第十一話
左菜海投資株式会社社長の左菜海蓮司と、その自宅を訪ねてきた知人が、応接間で殺しあった…という事件が発生したのは、その夜の事だった。夫人である左菜海怜奈が一一〇番に通報してきたが、その電話に応対した者は、相手が何を言っているのか理解出来ず、最初はいたずら電話として処理するつもりだった。だがいたずら電話では無い事は、現場に最初に到着した警察官が強烈にこみ上げて来た嘔吐感とともに確認した。
捜査を担当したのは見荻野の後輩である多田倉という刑事で、その多田倉が現場に到着したのは通報から一時間程後の事である。豪華な造りの邸宅の玄関から応接室に踏み入った多田倉も、その瞬間顔をしかめた。
「こりゃ、ひどいな…」
事件現場はバケツで大量の血をぶちまけた様な光景だった。両者とも出刃包丁で相手の身体を数十箇所に渡って突き、或いは斬り裂いて相手を殺そうとしていた事は、その死体の状況が物語っていた。同じ部屋にいた左菜海の妻である怜奈も二箇所ほど切り傷を負っていたが、命に別状は無さそうだった…ただし、発見された時の左菜海怜奈は、胎児の様な姿勢で全身を縮めながら震え続けており、何を訊いても意味不明の音声しか発しなかった。多田倉が現場に到着した時は、左菜海怜奈は現場である応接間から少し離れた寝室に運び出され、救急車が来るまで婦人警官の一人が懸命になだめている、という状態だった。
「そうか、まあ無理も無いとは思うが…それで、殺し合いを演じた二人の身元は分かったのか?」
「部屋着姿の方はこの家の世帯主である左菜海蓮司です。もう片方の外出着姿の男も、持っていた運転免許証から正体が判明しました。」
鑑識はそういいながら、保護用のビニール袋に入れられた運転免許証を多田倉に手渡した。
「甲田麻砂鬼…この生年月日だと今日の時点で二十八歳か。住所は東京都…」
「そして、こちらが寝室にあった左菜海蓮司の運転免許証です。」
「…ん? この二人、どちらも二十八歳で本籍が銚子市だな。」
「その様ですね…とにかくこの二人が殺しあったというのは間違いなさそうです。奥さんの左菜海怜奈を含めて三人以外の誰かがこの現場にいた様子はありませんし、出て行った形跡もありません。」
「左菜海怜奈が犯行に加担した可能性は?」
「それは何とも…この部屋の状態では、誰が誰を殺したかといった事を軽々に判断出来ません。まだ凶器の分析も済んでいませんから。」
「で、その凶器は?」
鑑識が保存していた二本の包丁は、どちらも刃渡りが二十センチほどあり、血で赤黒く染まっていた。
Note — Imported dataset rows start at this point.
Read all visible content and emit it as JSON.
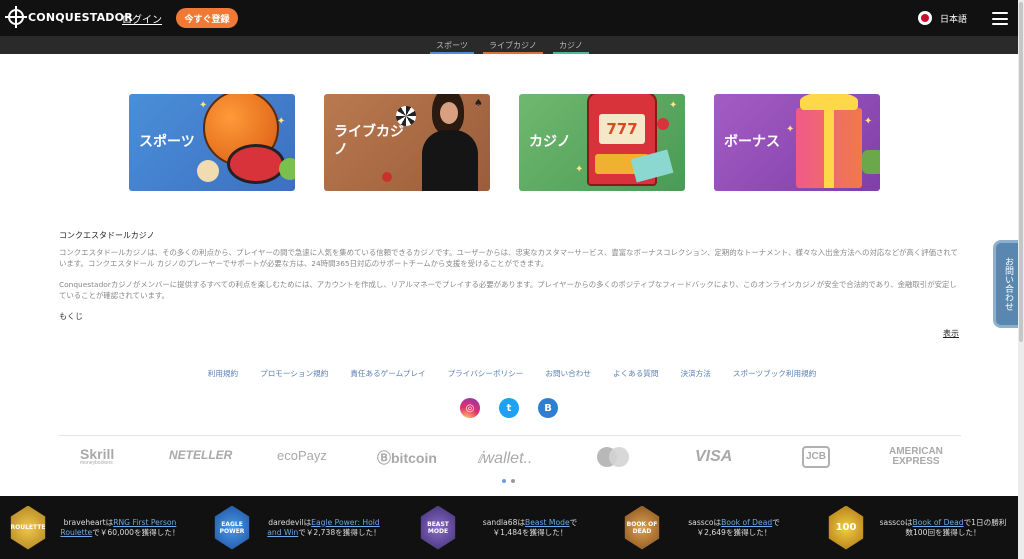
{
  "header": {
    "logo_text": "CONQUESTADOR",
    "login_label": "ログイン",
    "register_label": "今すぐ登録",
    "language_label": "日本語"
  },
  "subnav": {
    "items": [
      {
        "label": "スポーツ",
        "color": "#4a8fd8"
      },
      {
        "label": "ライブカジノ",
        "color": "#e0703a"
      },
      {
        "label": "カジノ",
        "color": "#4ab89a"
      }
    ]
  },
  "categories": [
    {
      "label": "スポーツ"
    },
    {
      "label": "ライブカジ\nノ"
    },
    {
      "label": "カジノ"
    },
    {
      "label": "ボーナス"
    }
  ],
  "content": {
    "title": "コンクエスタドールカジノ",
    "paragraph1": "コンクエスタドールカジノは、その多くの利点から、プレイヤーの間で急速に人気を集めている信頼できるカジノです。ユーザーからは、忠実なカスタマーサービス、豊富なボーナスコレクション、定期的なトーナメント、様々な入出金方法への対応などが高く評価されています。コンクエスタドール カジノのプレーヤーでサポートが必要な方は、24時間365日対応のサポートチームから支援を受けることができます。",
    "paragraph2": "Conquestadorカジノがメンバーに提供するすべての利点を楽しむためには、アカウントを作成し、リアルマネーでプレイする必要があります。プレイヤーからの多くのポジティブなフィードバックにより、このオンラインカジノが安全で合法的であり、金融取引が安定していることが確認されています。",
    "toc_label": "もくじ",
    "show_label": "表示"
  },
  "side_tab": {
    "label": "お問い合わせ"
  },
  "footer_links": [
    "利用規約",
    "プロモーション規約",
    "責任あるゲームプレイ",
    "プライバシーポリシー",
    "お問い合わせ",
    "よくある質問",
    "決済方法",
    "スポーツブック利用規約"
  ],
  "social": [
    {
      "name": "instagram",
      "glyph": "◎",
      "color": "#c13584"
    },
    {
      "name": "twitter",
      "glyph": "t",
      "color": "#1da1f2"
    },
    {
      "name": "blog",
      "glyph": "B",
      "color": "#2d7fd3"
    }
  ],
  "payments": [
    {
      "label": "Skrill",
      "sub": "moneybookers"
    },
    {
      "label": "NETELLER",
      "sub": ""
    },
    {
      "label": "ecoPayz",
      "sub": ""
    },
    {
      "label": "Ⓑbitcoin",
      "sub": ""
    },
    {
      "label": "ⅈwallet..",
      "sub": ""
    },
    {
      "label": "",
      "sub": ""
    },
    {
      "label": "VISA",
      "sub": ""
    },
    {
      "label": "JCB",
      "sub": ""
    },
    {
      "label": "AMERICAN\nEXPRESS",
      "sub": ""
    }
  ],
  "carousel_dots": [
    {
      "active": true,
      "color": "#6a9fe0"
    },
    {
      "active": false,
      "color": "#9a9a9a"
    }
  ],
  "winners": [
    {
      "badge": "ROULETTE",
      "badge_color": "#c8a030",
      "pre": "braveheartは",
      "game": "RNG First Person Roulette",
      "post": "で￥60,000を獲得した！"
    },
    {
      "badge": "EAGLE POWER",
      "badge_color": "#2a6fc8",
      "pre": "daredevilは",
      "game": "Eagle Power: Hold and Win",
      "post": "で￥2,738を獲得した！"
    },
    {
      "badge": "BEAST MODE",
      "badge_color": "#5a3a8a",
      "pre": "sandla68は",
      "game": "Beast Mode",
      "post": "で￥1,484を獲得した！"
    },
    {
      "badge": "BOOK OF DEAD",
      "badge_color": "#b8722a",
      "pre": "sasscoは",
      "game": "Book of Dead",
      "post": "で￥2,649を獲得した！"
    },
    {
      "badge": "100",
      "badge_color": "#d8a020",
      "pre": "sasscoは",
      "game": "Book of Dead",
      "post": "で1日の勝利数100回を獲得した！"
    }
  ]
}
「死体を解剖するまで断定は出来ませんが、二人とも刃物で全身を傷つけられ、出血性のショック死を起こしたものと推察されます。」
鑑識が説明をしている最中に救急車特有のサイレンが接近し、玄関付近で止んだ。降ろされたタンカは左菜海怜奈がいる部屋に行き、入院させる為に運んでいった。それらを見送りながら、多田倉は小さなため息をついた。
「唯一の目撃者があんな状態では事情聴取のしようがないな。まあ何日か経てば落ち着くだろうから、その時あらためて病院に行ってみるとして、まずはこの甲田麻砂鬼という男の家に…」
「多田倉刑事。玄関に見荻野警部補がお見えですけど。」
「…え?」
慌てた様子の多田倉が玄関にかけつけ、狐につままれた様な面持ちの見荻野と相対した。
「多田倉? おいどうなってるんだ、これは。」
「どうって……見荻野さんこそ、何故ここに?」
「俺はこの家に聞き込みに来たんだ。そうしたらこんな有様だったから…」
「聞き込みですか?」
「ああ。俺が今担当している事件の捜査でな。例の生首事件だが、その被害者がこの家と頻繁に連絡を取っている事が分かったんだ。この家の者に事情聴取をしたいのだが。」
「…残念ながら今のところ、この家の者は誰も事情聴取に応じられません。奥さんはたった今入院しましたし、その夫と思われる人物は、応接室で血の海に横たわっています。」